Spätfolgen, Kommentar zum Arbeitsmarkt von Stephan Lorz
Frankfurt (ots)
Für eine "Spätfolge des milden Winters" hält der Chef der Bundesagentur für Arbeit, Frank-Jürgen Weise, die ausgefallene Frühjahrsbelebung auf dem deutschen Arbeitsmarkt im Mai. Da es witterungsbedingt zu Jahresanfang weniger Entlassungen als üblich gegeben habe, würden nun eben auch die Einstellungen ausbleiben. Es gebe ja nichts zu "beleben". Die Erklärung ist durchaus plausibel in ihrer arithmetischen Logik, verstellt aber den Blick auf die Gesamtlage am Arbeitsmarkt.
Gewiss haben die jüngsten Beschäftigungserfolge die Zahl der Arbeitslosen Monat für Monat schrumpfen lassen. An eine rekordniedrige Arbeitslosenquote wie jetzt von 6,6% war noch vor Jahren nicht zu denken. Greift man auf international vergleichbare statistische Abgrenzungen zurück, so liegt der Wert für Deutschland mit 5,1% nur halb so hoch wie etwa in Frankreich und deutlich unter dem in den USA. Ein Erfolg, der maßgeblich dafür gesorgt hat, dass sich hierzulande ein selbsttragender Konjunkturaufschwung etablieren konnte: Die Sozialkassen werden entlastet, mehr Erwerbstätige steigern den Konsum, und zugleich erhöhen sich die Löhne in stärkerem Maße als je zuvor.
Dieser Erfolg darf aber nicht darüber hinwegtäuschen, dass der Abbau der Arbeitslosigkeit inzwischen immer zäher vonstatten geht - den immer lauteren Klagen der Wirtschaft über Fachkräftemangel zum Trotz. Das liegt etwa an der Qualifikationsstruktur der verbliebenen Stellensucher, an ihrer fehlenden Mobilität und unzureichenden Ausbildung. Nach Ansicht von BA-Chef Weise sind denn auch "keine großen Sprünge" mehr am Arbeitsmarkt zu erwarten.
Immer mehr Jobs werden entweder von Zuwanderern besetzt - oder von Personen, die sich bislang nicht auf dem Arbeitsmarkt blicken ließen.
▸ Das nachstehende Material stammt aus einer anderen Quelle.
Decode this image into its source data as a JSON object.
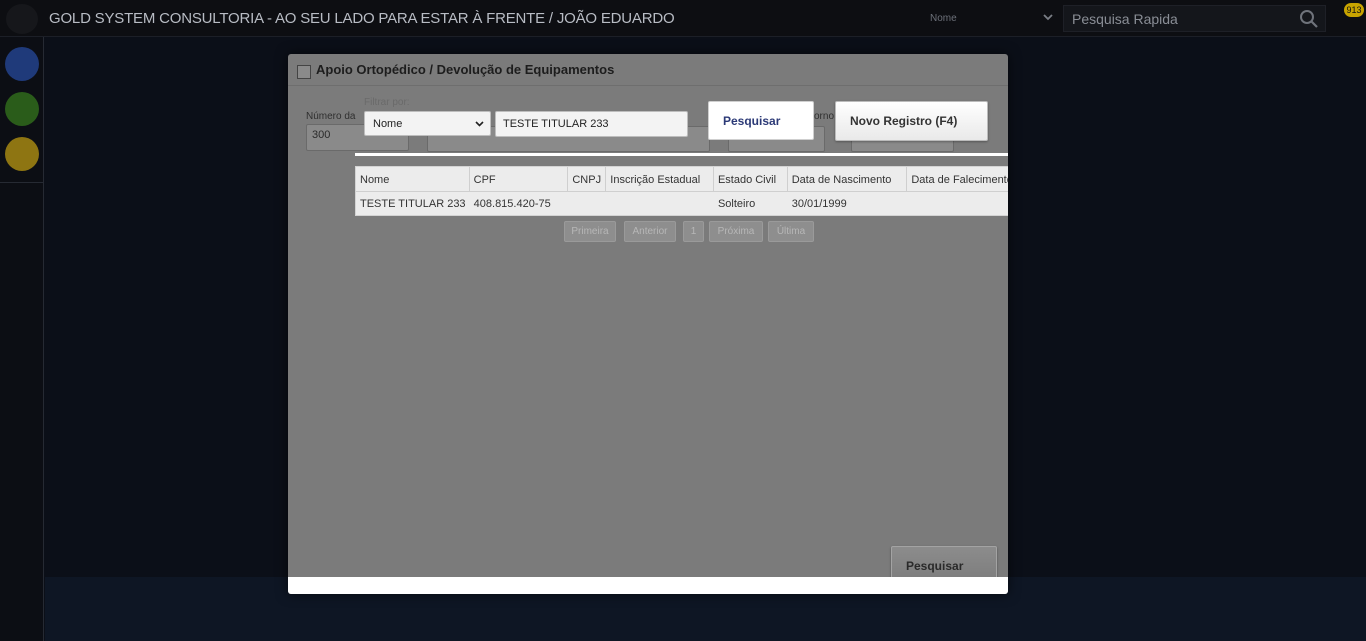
{
  "topbar": {
    "title": "GOLD SYSTEM CONSULTORIA - AO SEU LADO PARA ESTAR À FRENTE / JOÃO EDUARDO",
    "filter_value": "Nome",
    "search_placeholder": "Pesquisa Rapida",
    "badge": "913"
  },
  "modal": {
    "title": "Apoio Ortopédico / Devolução de Equipamentos",
    "bg_labels": {
      "numero": "Número da",
      "numero_value": "300",
      "retorno": "orno"
    },
    "filter": {
      "label": "Filtrar por:",
      "selected": "Nome",
      "search_value": "TESTE TITULAR 233"
    },
    "buttons": {
      "pesquisar": "Pesquisar",
      "novo_registro": "Novo Registro (F4)",
      "pesquisar_bottom": "Pesquisar"
    },
    "table": {
      "columns": [
        "Nome",
        "CPF",
        "CNPJ",
        "Inscrição Estadual",
        "Estado Civil",
        "Data de Nascimento",
        "Data de Falecimento"
      ],
      "rows": [
        [
          "TESTE TITULAR 233",
          "408.815.420-75",
          "",
          "",
          "Solteiro",
          "30/01/1999",
          ""
        ]
      ]
    },
    "pager": {
      "first": "Primeira",
      "prev": "Anterior",
      "page": "1",
      "next": "Próxima",
      "last": "Última"
    }
  },
  "colors": {
    "topbar_bg": "#0d0e12",
    "modal_bg": "#7b7b7b",
    "accent_blue": "#2c3a77",
    "badge": "#c8a400"
  }
}
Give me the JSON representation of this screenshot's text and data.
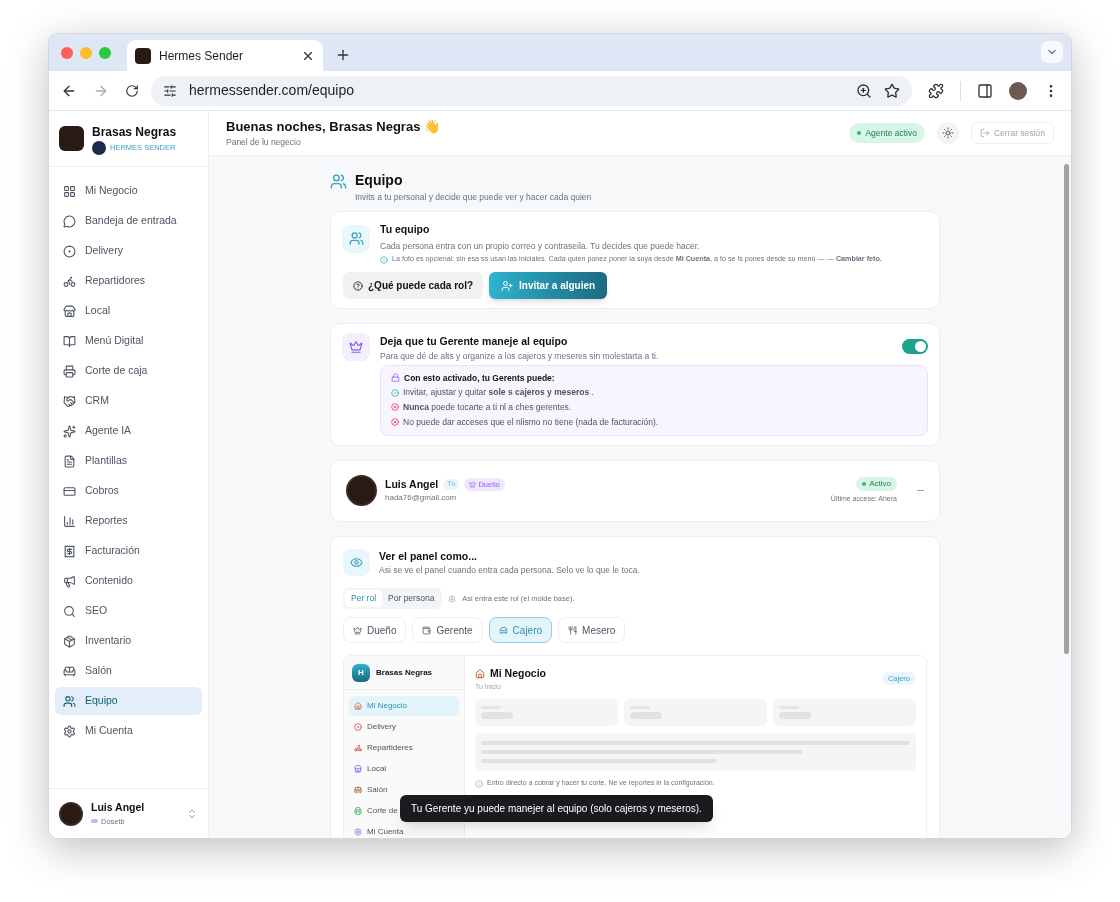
{
  "browser": {
    "tab_title": "Hermes Sender",
    "url": "hermessender.com/equipo"
  },
  "sidebar": {
    "brand": "Brasas Negras",
    "product": "HERMES SENDER",
    "items": [
      {
        "kind": "grid",
        "label": "Mi Negocio",
        "selected": false
      },
      {
        "kind": "inbox",
        "label": "Bandeja de entrada",
        "selected": false
      },
      {
        "kind": "delivery",
        "label": "Delivery",
        "selected": false
      },
      {
        "kind": "bike",
        "label": "Repartidores",
        "selected": false
      },
      {
        "kind": "store",
        "label": "Local",
        "selected": false
      },
      {
        "kind": "book",
        "label": "Menú Digital",
        "selected": false
      },
      {
        "kind": "register",
        "label": "Corte de caja",
        "selected": false
      },
      {
        "kind": "crm",
        "label": "CRM",
        "selected": false
      },
      {
        "kind": "sparkle",
        "label": "Agente IA",
        "selected": false
      },
      {
        "kind": "file",
        "label": "Plantillas",
        "selected": false
      },
      {
        "kind": "card",
        "label": "Cobros",
        "selected": false
      },
      {
        "kind": "chart",
        "label": "Reportes",
        "selected": false
      },
      {
        "kind": "receipt",
        "label": "Facturación",
        "selected": false
      },
      {
        "kind": "megaphone",
        "label": "Contenido",
        "selected": false
      },
      {
        "kind": "search",
        "label": "SEO",
        "selected": false
      },
      {
        "kind": "box",
        "label": "Inventario",
        "selected": false
      },
      {
        "kind": "sofa",
        "label": "Salón",
        "selected": false
      },
      {
        "kind": "team",
        "label": "Equipo",
        "selected": true
      },
      {
        "kind": "gear",
        "label": "Mi Cuenta",
        "selected": false
      }
    ],
    "user": {
      "name": "Luis Angel",
      "role": "Dosetb"
    }
  },
  "header": {
    "greeting": "Buenas noches, Brasas Negras 👋",
    "subtitle": "Panel de lu negecio",
    "status": "Agente activo",
    "logout": "Cerrar sesión"
  },
  "page": {
    "title": "Equipo",
    "subtitle": "Invits a tu personal y decide que puede ver y hacer cada quien"
  },
  "team_card": {
    "title": "Tu equipo",
    "description": "Cada persona entra con un propio correo y contraseila. Tu decides que puede hacer.",
    "note": "La foto es opcienal: sin esa ss usan las iniciales. Cada quien ponez poner ia suya desde **Mi Cuenta**, a to se ls pones desde su menú — — **Cambiar feto.**",
    "buttons": [
      {
        "kind": "secondary",
        "label": "¿Qué puede cada rol?"
      },
      {
        "kind": "primary",
        "label": "Invitar a alguien"
      }
    ]
  },
  "manager_card": {
    "title": "Deja que tu Gerente maneje al equipo",
    "description": "Para que dé de alts y organize a los cajeros y meseres sin molestarta a ti.",
    "on": true,
    "box_title": "Con esto activado, tu Gerents puede:",
    "rules": [
      {
        "kind": "allowed",
        "text": "Invitar, ajustar y quitar  **sole s cajeros y meseros**  ."
      },
      {
        "kind": "denied",
        "text": "**Nunca** poede tocarte a ti nl a ches gerentes."
      },
      {
        "kind": "denied",
        "text": "No puede dar acceses que el nlismo no tiene (nada de facturación)."
      }
    ]
  },
  "member": {
    "name": "Luis Angel",
    "you_badge": "Tú",
    "role": "Duelio",
    "email": "hada76@gmail.com",
    "status": "Activo",
    "last_access": "Últime accese: Ahera"
  },
  "preview_card": {
    "title": "Ver el panel como...",
    "description": "Asi se ve el panel cuando entra cada persona. Selo ve lo que le toca.",
    "modes": [
      {
        "label": "Per rol",
        "selected": true
      },
      {
        "label": "Por persona",
        "selected": false
      }
    ],
    "hint": "Asi entra este rol (el molde base).",
    "roles": [
      {
        "kind": "owner",
        "label": "Dueño",
        "selected": false
      },
      {
        "kind": "manager",
        "label": "Gerente",
        "selected": false
      },
      {
        "kind": "cashier",
        "label": "Cajero",
        "selected": true
      },
      {
        "kind": "waiter",
        "label": "Mesero",
        "selected": false
      }
    ],
    "preview": {
      "initial": "H",
      "brand": "Brasas Negras",
      "nav": [
        {
          "kind": "home",
          "label": "Mi Negocio",
          "selected": true
        },
        {
          "kind": "delivery",
          "label": "Delivery",
          "selected": false
        },
        {
          "kind": "bike",
          "label": "Repartideres",
          "selected": false
        },
        {
          "kind": "store",
          "label": "Local",
          "selected": false
        },
        {
          "kind": "sofa",
          "label": "Saión",
          "selected": false
        },
        {
          "kind": "register",
          "label": "Corte de",
          "selected": false
        },
        {
          "kind": "gear",
          "label": "Mi Cuenta",
          "selected": false
        }
      ],
      "title": "Mi Negocio",
      "subtitle": "Tu inicio",
      "role_badge": "Cajero",
      "note": "Entro directo a cobrar y hacer tu corte. Ne ve reportes in la configuración."
    }
  },
  "toast": "Tu Gerente yu puede manejer al equipo (solo cajeros y meseros)."
}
Das zeigt auch die Arbeitsmarktstatistik: Während die Zahl der Arbeitslosen im Mai nur um 55.000 niedriger war als im Mai des Vorjahres, betrug der Abstand bei der Zahl der Erwerbstätigen zuletzt + 398.000 Personen.
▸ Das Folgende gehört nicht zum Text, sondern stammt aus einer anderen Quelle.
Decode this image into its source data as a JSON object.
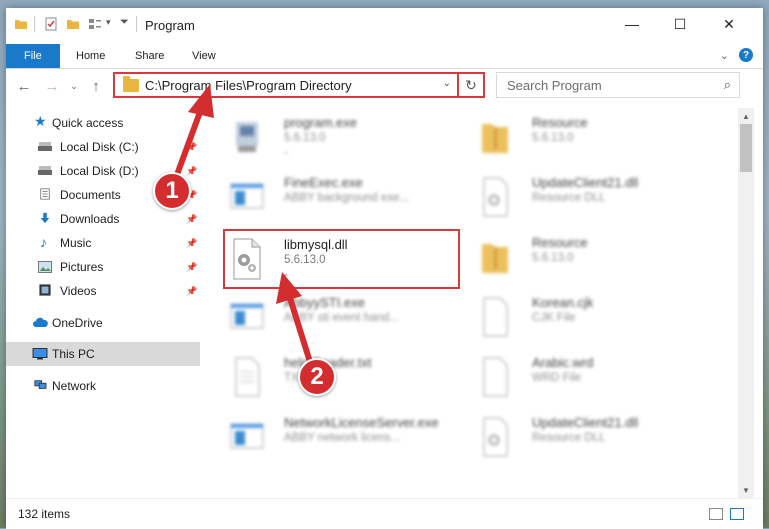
{
  "window": {
    "title": "Program"
  },
  "ribbon": {
    "tabs": [
      "File",
      "Home",
      "Share",
      "View"
    ]
  },
  "nav": {
    "address": "C:\\Program Files\\Program Directory",
    "search_placeholder": "Search Program"
  },
  "sidebar": {
    "items": [
      {
        "label": "Quick access",
        "icon": "star-icon",
        "pinned": false
      },
      {
        "label": "Local Disk (C:)",
        "icon": "drive-icon",
        "pinned": true
      },
      {
        "label": "Local Disk (D:)",
        "icon": "drive-icon",
        "pinned": true
      },
      {
        "label": "Documents",
        "icon": "documents-icon",
        "pinned": true
      },
      {
        "label": "Downloads",
        "icon": "download-icon",
        "pinned": true
      },
      {
        "label": "Music",
        "icon": "music-icon",
        "pinned": true
      },
      {
        "label": "Pictures",
        "icon": "pictures-icon",
        "pinned": true
      },
      {
        "label": "Videos",
        "icon": "video-icon",
        "pinned": true
      },
      {
        "label": "OneDrive",
        "icon": "cloud-icon",
        "pinned": false
      },
      {
        "label": "This PC",
        "icon": "computer-icon",
        "pinned": false
      },
      {
        "label": "Network",
        "icon": "network-icon",
        "pinned": false
      }
    ]
  },
  "files": [
    {
      "name": "program.exe",
      "meta1": "5.6.13.0",
      "meta2": "-",
      "icon": "exe-icon",
      "blurred": true
    },
    {
      "name": "Resource",
      "meta1": "5.6.13.0",
      "meta2": "",
      "icon": "folder-zip-icon",
      "blurred": true
    },
    {
      "name": "FineExec.exe",
      "meta1": "ABBY background exe...",
      "meta2": "",
      "icon": "app-window-icon",
      "blurred": true
    },
    {
      "name": "UpdateClient21.dll",
      "meta1": "Resource DLL",
      "meta2": "",
      "icon": "dll-icon",
      "blurred": true
    },
    {
      "name": "libmysql.dll",
      "meta1": "5.6.13.0",
      "meta2": "-",
      "icon": "dll-gear-icon",
      "blurred": false
    },
    {
      "name": "Resource",
      "meta1": "5.6.13.0",
      "meta2": "",
      "icon": "folder-zip-icon",
      "blurred": true
    },
    {
      "name": "AbbyySTI.exe",
      "meta1": "ABBY sti event hand...",
      "meta2": "",
      "icon": "app-window-icon",
      "blurred": true
    },
    {
      "name": "Korean.cjk",
      "meta1": "CJK File",
      "meta2": "",
      "icon": "blank-file-icon",
      "blurred": true
    },
    {
      "name": "help.Reader.txt",
      "meta1": "TXT File",
      "meta2": "",
      "icon": "text-file-icon",
      "blurred": true
    },
    {
      "name": "Arabic.wrd",
      "meta1": "WRD File",
      "meta2": "",
      "icon": "blank-file-icon",
      "blurred": true
    },
    {
      "name": "NetworkLicenseServer.exe",
      "meta1": "ABBY network licens...",
      "meta2": "",
      "icon": "app-window-icon",
      "blurred": true
    },
    {
      "name": "UpdateClient21.dll",
      "meta1": "Resource DLL",
      "meta2": "",
      "icon": "dll-icon",
      "blurred": true
    }
  ],
  "status": {
    "count": "132 items"
  },
  "callouts": [
    "1",
    "2"
  ],
  "colors": {
    "accent": "#1979ca",
    "highlight": "#d9393a",
    "callout": "#d32d2f",
    "folder": "#e9b640"
  }
}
Der zähe weitere Abbau der Arbeitslosigkeit sollte ein Warnsignal sein für die Politik, es mit der Rückabwicklung der Sozialreformen der früheren rot-grünen Regierungskoalition nicht zu übertreiben. Ähnlich wie positive Reformeffekte sich erst nach Jahren eingestellt hatten, werden auch negative erst später sichtbar. Dennoch lässt das die Politik unbeeindruckt. Nach Mindestlohn und Einführung der Rente mit 63 sind weitere Volksbeglückungsaktionen zu erwarten. Kommt es dann zu "Spätfolgen", will es natürlich keiner gewesen sein.